Richard, I am in suspense. Why did you feel awful?”

“Chose the little ‘fish & rice’ starter and chicken ‘main’ for the inflight meal and settled down to watch Ridley Scott’s Napoleon. About two hours out of Lisbon was feeling decidedly funny. Managed to get off the plane and make my way to our connecting flight. I could still taste the meal! Slept on the Gatwick bound flight, although had a sick bag ready (they seemed ridiculously small!), got home by midday … had a couple of hours sleep …… got up and made myself vomit …… had a couple of hours sleep … got up and made myself vomit ….. repeated twice more. The Tuesday and Wednesday are a blur. Had a banana on the Wednesday and another on the Thursday. Haven’t had jelly for years but that was another option, that and dry toast ….. and Lucozade! What I hadn’t experienced before was the ache in my abdomen; sometimes it really was quite severe. Still, by Saturday of the Easter weekend was beginning to feel better, sort of 70%! The only good thing was I had no diarrhoea!”

“You know, Richard, everyone has their personal horror stories of food poisoning; dodgy curries, fish very definitely ‘off’, chicken contaminated with salmonella, funny mushrooms (Note 1). And as soon as someone tells you they have/have had food poisoning, they will tell you about their own experiences, in graphic detail, as if your own weren’t enough, but maybe theirs were worse!”

“Haven’t had any chocolate for ten days!! On the subject of food, I am often late to hear new labels and so it is with ‘Food Noise’; apparently it’s the nagging voice of craving which affects almost 60 % of the population, like ‘chocolate’ which I absolutely identify with. ‘Food Noise’ (Note 2) is the title of a new book by the son of the late Michael Mosley, author of The Fast Diet, whose engaging personality encouraged us to watch many of his television programmes about food and our bodies. Jack is following in his footsteps.

We have a friend who’s 7 months into a year-long trial using Ozempic to lose weight, so there’s a personal interest. Jack sounds several notes of warning about its use, the first about the type of weight that users tend to lose. According to its Danish manufacturer, users lost about 17% of their weight over a 70-week period, but 40% of this was lean body mass ie muscle. And that muscle loss is not regained; most put on fat when they come off the drug.”
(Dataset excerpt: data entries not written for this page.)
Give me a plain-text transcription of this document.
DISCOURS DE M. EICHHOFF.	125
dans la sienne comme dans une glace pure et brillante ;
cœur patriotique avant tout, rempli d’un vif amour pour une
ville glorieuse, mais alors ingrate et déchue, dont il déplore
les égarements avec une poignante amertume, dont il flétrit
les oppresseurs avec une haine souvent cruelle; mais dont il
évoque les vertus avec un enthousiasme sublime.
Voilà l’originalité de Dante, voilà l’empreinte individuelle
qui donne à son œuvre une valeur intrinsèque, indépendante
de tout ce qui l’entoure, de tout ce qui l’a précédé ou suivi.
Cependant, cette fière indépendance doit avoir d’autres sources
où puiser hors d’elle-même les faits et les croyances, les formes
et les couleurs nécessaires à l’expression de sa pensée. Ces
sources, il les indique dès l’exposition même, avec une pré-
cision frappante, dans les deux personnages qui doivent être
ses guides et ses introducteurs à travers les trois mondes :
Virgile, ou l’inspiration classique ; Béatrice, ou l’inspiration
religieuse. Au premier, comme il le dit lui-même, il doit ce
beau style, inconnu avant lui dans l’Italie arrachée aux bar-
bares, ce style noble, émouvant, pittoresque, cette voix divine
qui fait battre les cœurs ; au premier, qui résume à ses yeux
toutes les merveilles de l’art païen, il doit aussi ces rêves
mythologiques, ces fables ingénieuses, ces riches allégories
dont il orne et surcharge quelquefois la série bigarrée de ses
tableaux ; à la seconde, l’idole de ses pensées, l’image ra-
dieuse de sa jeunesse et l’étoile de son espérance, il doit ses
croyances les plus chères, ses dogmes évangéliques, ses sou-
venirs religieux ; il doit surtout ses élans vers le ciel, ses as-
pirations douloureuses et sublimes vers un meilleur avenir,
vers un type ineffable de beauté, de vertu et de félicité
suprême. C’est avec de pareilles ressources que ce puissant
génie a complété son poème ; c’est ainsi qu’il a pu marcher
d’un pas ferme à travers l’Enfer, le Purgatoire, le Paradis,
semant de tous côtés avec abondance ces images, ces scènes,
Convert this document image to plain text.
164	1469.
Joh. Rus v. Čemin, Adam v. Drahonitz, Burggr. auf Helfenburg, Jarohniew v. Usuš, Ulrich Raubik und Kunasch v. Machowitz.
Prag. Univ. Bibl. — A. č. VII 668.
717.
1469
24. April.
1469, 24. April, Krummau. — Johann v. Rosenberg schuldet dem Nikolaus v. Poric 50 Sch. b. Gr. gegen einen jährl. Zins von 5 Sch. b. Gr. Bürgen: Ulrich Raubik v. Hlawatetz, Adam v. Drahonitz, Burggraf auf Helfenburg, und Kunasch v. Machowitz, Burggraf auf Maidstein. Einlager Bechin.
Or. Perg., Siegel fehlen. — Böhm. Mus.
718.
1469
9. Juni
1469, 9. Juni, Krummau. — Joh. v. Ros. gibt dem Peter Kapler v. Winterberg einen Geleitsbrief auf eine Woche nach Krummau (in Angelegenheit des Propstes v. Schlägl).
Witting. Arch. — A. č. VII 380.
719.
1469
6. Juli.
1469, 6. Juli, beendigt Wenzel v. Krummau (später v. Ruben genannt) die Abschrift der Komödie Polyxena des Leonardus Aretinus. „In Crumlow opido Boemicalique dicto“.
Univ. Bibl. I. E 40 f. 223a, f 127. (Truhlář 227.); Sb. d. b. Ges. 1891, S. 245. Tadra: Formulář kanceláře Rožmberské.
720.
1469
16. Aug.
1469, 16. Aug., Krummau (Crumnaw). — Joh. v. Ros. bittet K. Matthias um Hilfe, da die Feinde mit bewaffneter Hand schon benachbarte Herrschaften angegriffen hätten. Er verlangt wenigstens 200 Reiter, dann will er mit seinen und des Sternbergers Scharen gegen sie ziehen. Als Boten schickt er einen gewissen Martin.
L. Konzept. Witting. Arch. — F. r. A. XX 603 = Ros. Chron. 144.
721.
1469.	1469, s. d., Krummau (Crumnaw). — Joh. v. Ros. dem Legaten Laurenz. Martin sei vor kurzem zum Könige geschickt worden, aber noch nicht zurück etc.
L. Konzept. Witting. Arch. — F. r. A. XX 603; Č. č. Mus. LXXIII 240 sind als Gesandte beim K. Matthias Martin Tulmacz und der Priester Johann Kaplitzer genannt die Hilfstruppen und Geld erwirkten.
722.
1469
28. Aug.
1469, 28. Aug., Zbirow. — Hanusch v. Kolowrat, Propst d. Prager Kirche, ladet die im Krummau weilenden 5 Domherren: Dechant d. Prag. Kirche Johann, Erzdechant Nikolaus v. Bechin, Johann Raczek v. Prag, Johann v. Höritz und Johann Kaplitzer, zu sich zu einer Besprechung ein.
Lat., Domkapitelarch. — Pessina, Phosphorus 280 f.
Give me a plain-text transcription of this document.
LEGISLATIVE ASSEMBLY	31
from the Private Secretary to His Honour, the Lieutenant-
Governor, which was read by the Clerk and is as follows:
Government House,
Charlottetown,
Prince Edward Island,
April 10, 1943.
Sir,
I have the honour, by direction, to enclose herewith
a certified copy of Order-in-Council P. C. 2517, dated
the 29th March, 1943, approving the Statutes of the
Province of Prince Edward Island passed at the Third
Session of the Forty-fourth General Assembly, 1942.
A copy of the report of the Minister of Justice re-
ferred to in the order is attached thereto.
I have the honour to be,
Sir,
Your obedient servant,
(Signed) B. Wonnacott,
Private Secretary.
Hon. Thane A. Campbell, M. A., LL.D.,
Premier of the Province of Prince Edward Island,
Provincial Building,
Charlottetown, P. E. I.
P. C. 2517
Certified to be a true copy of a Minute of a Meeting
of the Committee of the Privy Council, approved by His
“Wow! That’s very disturbing. Like you I have a couple of friends who are on it, but by the sound of it no one really knows its long-term effects on our organs. Incidentally had you left before Heathrow shut down on 20th March?”

“No, and fortunately we weren’t flying until the 26th, so we were unaffected.”

“Seems amazing that one failed component at an electricity sub-station near the airport could cause a fire that shut down the sub-station …… and Heathrow ….. completely. I imagine everyone is asking searching questions, about how can Heathrow, the second busiest airport in the world and important national infrastructure, be brought to a complete stop by the failure of one supply outlet. I suspect a great many organisations and companies are dusting off their Contingency Manuals, the ones which have Plan B and Plan C in the event of a failure of Plan A!” 

“Mo. Before I go, do you know when the bookshop is going to open?”

“Yes! By the beginning of June; a little later than Duncan planned. I will help out three days a week ….. and I need to get going too. Always good to chat, See you.”

Richard 2nd May 2025

Hove

www.postcardscribbles.co.uk

Note 1 Poisonous mushrooms are at the centre of a murder investigation in a court case in Australia.

Note 2 ‘Food Noise: How Weight Loss Medications and Smart Nutrition can silence your cravings’ by Dr Jack Mosley.